New Faculty Profile: Brad Pasanek
Brad Pasanek brings digital humanities to bear on the Enlightenment
Posted 12/02/08
Brad Pasanek
Brad Pasanek brings the tools of modern digital scholarship to bear on some fairly old writing, the literature of eighteenth-century Britain. Taking advantage of keyword searchable, online archives of eighteenth-century literature that have in recent years been made available in digital formats, Professor Pasanek analyzes how metaphors for the mind permeated eighteenth-century writing in ways both familiar and surprising. Pasanek earned his PhD in 2006 from Stanford University, and joined the Department as an Assistant Professor this fall, after completing a post-doctoral fellowship at the University of Southern California and a visiting professorship at Pomona College.
Professor Pasanek’s current work stems from his dissertation, Eighteenth-Century Metaphors of Mind: A Dictionary, which collects and organizes metaphors all throughout eighteenth century writing, canonical literature and popular writing as well. Using digital databases to identify, aggregate, compare, and then analyze the figurative language that eighteenth-century writers called upon to represent the mind in language, Pasanek treats eighteenth-century metaphors in a series of case studies—tracing development and usage in a wide variety of eighteenth-century texts.

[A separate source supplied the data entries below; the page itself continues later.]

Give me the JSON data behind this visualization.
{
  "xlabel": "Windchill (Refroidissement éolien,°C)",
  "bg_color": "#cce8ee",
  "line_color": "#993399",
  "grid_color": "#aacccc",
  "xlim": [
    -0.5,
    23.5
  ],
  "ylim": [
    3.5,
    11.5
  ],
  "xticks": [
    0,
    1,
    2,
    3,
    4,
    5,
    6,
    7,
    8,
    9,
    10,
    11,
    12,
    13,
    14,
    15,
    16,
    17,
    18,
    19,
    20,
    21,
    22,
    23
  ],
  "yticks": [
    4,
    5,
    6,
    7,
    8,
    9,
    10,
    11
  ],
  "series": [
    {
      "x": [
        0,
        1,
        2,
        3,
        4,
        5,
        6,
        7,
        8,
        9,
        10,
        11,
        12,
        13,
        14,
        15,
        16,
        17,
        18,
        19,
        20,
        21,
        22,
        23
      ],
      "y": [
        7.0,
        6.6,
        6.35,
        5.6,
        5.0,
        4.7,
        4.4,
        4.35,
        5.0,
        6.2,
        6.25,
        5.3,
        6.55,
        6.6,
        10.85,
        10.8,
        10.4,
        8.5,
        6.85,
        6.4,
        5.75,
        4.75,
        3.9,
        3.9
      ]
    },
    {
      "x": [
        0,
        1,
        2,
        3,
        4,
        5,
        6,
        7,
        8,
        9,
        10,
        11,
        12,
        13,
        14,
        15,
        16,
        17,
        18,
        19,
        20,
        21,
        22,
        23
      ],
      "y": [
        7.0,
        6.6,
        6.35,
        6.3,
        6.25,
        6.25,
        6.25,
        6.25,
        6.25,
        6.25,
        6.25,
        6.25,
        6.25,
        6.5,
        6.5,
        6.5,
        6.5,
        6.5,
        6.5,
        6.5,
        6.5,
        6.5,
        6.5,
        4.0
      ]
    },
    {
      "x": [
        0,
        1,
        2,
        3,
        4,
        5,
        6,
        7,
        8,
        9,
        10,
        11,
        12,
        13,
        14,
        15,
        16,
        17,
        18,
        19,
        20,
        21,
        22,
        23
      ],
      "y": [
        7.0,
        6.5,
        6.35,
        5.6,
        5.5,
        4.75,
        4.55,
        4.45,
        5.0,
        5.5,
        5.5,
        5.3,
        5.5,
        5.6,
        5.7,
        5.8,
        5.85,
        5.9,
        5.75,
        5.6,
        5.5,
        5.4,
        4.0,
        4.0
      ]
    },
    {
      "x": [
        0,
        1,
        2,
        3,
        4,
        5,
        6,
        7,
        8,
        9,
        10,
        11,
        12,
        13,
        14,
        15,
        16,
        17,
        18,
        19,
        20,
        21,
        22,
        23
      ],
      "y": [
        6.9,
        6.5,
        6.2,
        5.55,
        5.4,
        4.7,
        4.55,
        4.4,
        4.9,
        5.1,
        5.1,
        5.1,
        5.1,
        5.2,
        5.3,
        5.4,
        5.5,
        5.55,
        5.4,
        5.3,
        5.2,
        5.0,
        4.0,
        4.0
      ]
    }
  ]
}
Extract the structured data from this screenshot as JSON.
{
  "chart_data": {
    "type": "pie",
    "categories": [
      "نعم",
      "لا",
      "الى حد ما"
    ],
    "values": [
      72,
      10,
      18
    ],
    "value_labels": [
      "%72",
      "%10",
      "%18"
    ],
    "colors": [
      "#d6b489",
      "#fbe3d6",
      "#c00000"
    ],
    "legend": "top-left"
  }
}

His dictionary of metaphors, which responds to eighteenth-century preoccupations with lexicography in its own right, tells the story of the Enlightenment from “Beasts” all the way to “Writing,” with each term prompting an essay on the ways in which eighteenth-century writers deployed metaphors relating to, say, animals as they described the operations of human thought. Pasanek says that this project is a perfect way for him to “inhabit this eighteenth-century genre while turning it inside out.” His research will, he hopes, produce a book that speaks to not only those who study the eighteenth century in earnest, but to those who look for an accessible way to navigate through any constellation of unfamiliar texts.
In order to drill deeper into this taxonomic information, Pasanek has started collaborating with D. Sculley, a computer scientist from Tufts University who is currently working for Google. With help from another USC undergraduate and other programming colleagues, Pasanek created a usable database called “The Mind is a Metaphor,” to sort, tag, flag, and package the sheer number of metaphors appearing throughout the body of eighteenth century work. Currently, Pasanek, with D.’s help, wants to bring the concept of “machine learning methods to literary studies,” and hopes that this digital database will be used as a platform for other text-mining experiments. As a result, Pasanek can look to non-canonical writing produced by Grub Street hacks, women writers, and working-class poets in order to study the human record. “The Mind is a Metaphor” can be viewed at: http://metaphorized.net.
And finally, in a more personal, yet no less publicly experimental digital project, Pasanek keeps an online journal called “Blog-Like Pages.” He says that this blog is really his way of experimenting with academic writing as a prose-poem, of exercising different techniques for his dictionary by compressing and modifying the kind of writing that appears in his book. It reads like an academic’s conversation with himself, but “Blog-Like Pages” also invites an audience to read, contemplate, and engage in the world of the eighteenth century metaphor along side of him.
Brad Pasanek also regularly engages with a particular audience outside of the blogosphere—his students. His first semester on grounds has been spent with upper-level undergraduate students in an eighteenth-century literature course entitled “The Pre/Postmodern Novel,” which investigates the eighteenth-century literary universe in direct conversation with the world of modern fiction. In this course Pasanek and his students concern themselves with “re-writing and imitation” as “theoretically significant” concepts, and the paired reading—Defoe with Coetzee, Pope with Nabokov, and Austen with a contemporary bestselling novelist—frames their discussion and hopeful conclusion that these seemingly incompatible worlds, in fact, comfortably inhabit much of the same literary space.
Pasanek opens his classroom to graduate students this spring with “Metaphor, Character, Fiction,” a seminar designed to traverse the eighteenth-century literary and philosophical landscape in search of the theoretical and cultural links between those three concepts in the works of writers like John Locke, Jonathan Swift, Eliza Haywood, David Hume, Henry Fielding, Olaudah Equiano, and Denis Diderot, among many others. In this “criss-crossing of genres,” studying empirical temperament, reading broadly, and organizing disparate material through conceptual history, Pasanek will show his students how, through a dual theoretical and culturally historic lens, “Anglo-American analytic philosophy responds to its own prehistory,” as he asks the students to develop and refine their own concept of the eighteenth-century’s grasp on metaphor, character, or fiction.